MODULE 4Terrain et attestation

Leçon 9Les erreurs qui coulent un projet d'automatisation

45 min

  • L'automatisation n'est jamais neutre : elle amplifie ce qui existe. Un bon processus devient redoutable, un mauvais devient un désastre industriel. Le jugement de métier compte plus que la technique, car les projets coulent pour des raisons humaines, pas techniques.
  • On n'automatise jamais un processus qu'on ne pourrait pas exécuter proprement à la main. Automatiser un processus cassé accélère le chaos et supprime les rattrapages humains invisibles qui le tenaient debout. Le vrai premier livrable est souvent un processus assaini.
  • On ne peut pas anticiper toutes les exceptions, mais on doit toujours anticiper leur existence. Une automatisation doit échouer bruyamment et sûrement, geler ce qu'elle ne sait pas traiter, et jamais laisser un cas limite corrompre le flux normal.
  • Le cent pour cent automatique est un piège : il traite aussi automatiquement ses propres erreurs. On automatise le volume et on réserve à l'humain le contrôle sur ce qui engage l'entreprise. Promettre un gain réaliste vaut mieux qu'un cent pour cent que la réalité démentira.
  • Documentation et transfert sont des livrables, pas des politesses. Sans eux, le client est otage d'une boîte noire. Test du bus : le client pourrait-il maintenir l'outil sans vous ? Tous les comptes et accès doivent être à son nom, jamais au vôtre.
  • L'outil est la dernière décision, pas la première. Choisir l'outil avant le besoin condamne à tordre le besoin pour qu'il rentre. Trois filtres : se connecte-t-il à l'existant, son coût est-il soutenable, sera-t-il maintenable sans expertise rare ?
  • Une automatisation pourrit sans entretien car le monde autour d'elle change. La maintenance se vend en amont comme partie intégrante de l'offre. Des alertes détectent la dérive tôt ; un point d'entretien régulier la corrige à froid, avant l'incident.
  • La technique est la partie facile ; les humains sont la partie difficile. Un outil boycotté par l'équipe est un projet mort, quelle que soit sa qualité. Impliquer les utilisateurs avant de construire, rassurer sur l'intention, former : déploiement n'est pas adoption.
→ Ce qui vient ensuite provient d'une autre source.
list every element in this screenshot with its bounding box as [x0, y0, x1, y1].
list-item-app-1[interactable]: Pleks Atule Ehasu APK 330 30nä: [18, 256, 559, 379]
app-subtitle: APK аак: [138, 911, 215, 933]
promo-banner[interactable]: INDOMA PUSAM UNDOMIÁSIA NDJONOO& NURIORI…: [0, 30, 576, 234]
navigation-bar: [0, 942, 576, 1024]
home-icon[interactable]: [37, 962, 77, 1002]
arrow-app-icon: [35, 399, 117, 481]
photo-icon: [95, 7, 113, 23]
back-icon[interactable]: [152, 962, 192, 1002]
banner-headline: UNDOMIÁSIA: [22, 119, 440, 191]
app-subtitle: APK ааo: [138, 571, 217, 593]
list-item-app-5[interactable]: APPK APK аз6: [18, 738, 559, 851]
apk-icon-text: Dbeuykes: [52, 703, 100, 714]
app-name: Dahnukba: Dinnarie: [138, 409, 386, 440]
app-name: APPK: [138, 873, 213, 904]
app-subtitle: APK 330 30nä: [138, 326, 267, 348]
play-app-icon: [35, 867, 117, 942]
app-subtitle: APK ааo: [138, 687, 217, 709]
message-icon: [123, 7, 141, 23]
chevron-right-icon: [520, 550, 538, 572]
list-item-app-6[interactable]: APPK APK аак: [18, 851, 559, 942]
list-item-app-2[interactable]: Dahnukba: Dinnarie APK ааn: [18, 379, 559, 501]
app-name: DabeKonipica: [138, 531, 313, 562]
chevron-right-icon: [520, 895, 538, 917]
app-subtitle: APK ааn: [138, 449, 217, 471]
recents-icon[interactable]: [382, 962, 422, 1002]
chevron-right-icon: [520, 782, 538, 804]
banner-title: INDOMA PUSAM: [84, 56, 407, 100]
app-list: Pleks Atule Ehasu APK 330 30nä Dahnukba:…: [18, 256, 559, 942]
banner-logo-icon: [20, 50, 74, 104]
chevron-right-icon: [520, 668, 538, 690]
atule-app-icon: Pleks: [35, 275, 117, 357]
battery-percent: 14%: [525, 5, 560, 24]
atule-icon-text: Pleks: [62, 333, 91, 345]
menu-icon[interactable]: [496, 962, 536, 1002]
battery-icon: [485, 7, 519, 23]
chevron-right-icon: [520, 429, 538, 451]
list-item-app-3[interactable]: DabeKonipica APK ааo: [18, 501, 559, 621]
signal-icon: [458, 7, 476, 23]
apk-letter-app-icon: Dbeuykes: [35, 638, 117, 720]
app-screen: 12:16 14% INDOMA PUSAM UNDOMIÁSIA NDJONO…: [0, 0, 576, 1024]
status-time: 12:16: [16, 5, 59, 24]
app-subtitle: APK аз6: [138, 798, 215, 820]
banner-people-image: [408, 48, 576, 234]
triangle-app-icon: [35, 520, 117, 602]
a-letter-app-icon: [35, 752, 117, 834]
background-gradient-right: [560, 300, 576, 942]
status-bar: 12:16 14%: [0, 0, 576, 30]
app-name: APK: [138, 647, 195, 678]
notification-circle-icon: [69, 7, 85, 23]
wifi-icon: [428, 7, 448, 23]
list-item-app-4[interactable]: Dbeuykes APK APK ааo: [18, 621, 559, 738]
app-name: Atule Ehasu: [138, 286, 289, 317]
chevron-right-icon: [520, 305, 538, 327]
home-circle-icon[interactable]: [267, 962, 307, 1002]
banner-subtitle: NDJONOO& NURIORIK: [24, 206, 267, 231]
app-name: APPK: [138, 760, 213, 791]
Leçon 10Atelier : cartographie + proposition d'automatisation

45 min

  • Le livrable est UNE proposition d'automatisation d'une page, auto-corrigée et téléchargeable : elle rejoint ton portfolio et prépare l'attestation (quiz final).
  • La méthode suit cinq étapes dans un ordre non négociable : cartographier, repérer l'automatisable et le point humain, choisir le niveau, chiffrer le ROI, rédiger la proposition.
  • Cartographier, c'est dessiner qui fait quoi, avec quel outil et en combien de temps — le processus tel qu'il EST, pas tel qu'il devrait être.
  • On automatise le répétitif à règles claires ; on protège l'humain là où il y a jugement, responsabilité ou relation (chez Alpina : la visite technique).
  • On choisit toujours le niveau le plus bas qui résout le problème : automatisation, chatbot ou agent — souvent un assemblage des trois, pas un seul.
  • Un ROI crédible convertit des heures en francs avec un coût horaire chargé, sépare le certain (temps gagné) du probable (affaires récupérées), et affiche ses hypothèses.
  • La proposition tient en six blocs sur une page : problème, solution, périmètre in/out, ROI, prix clair, étapes datées commençant par un pilote petit et rentable.
  • Tous les montants CHF de l'atelier sont des repères illustratifs : sur un vrai mandat, chaque chiffre vient d'une mesure, jamais d'un copier-coller.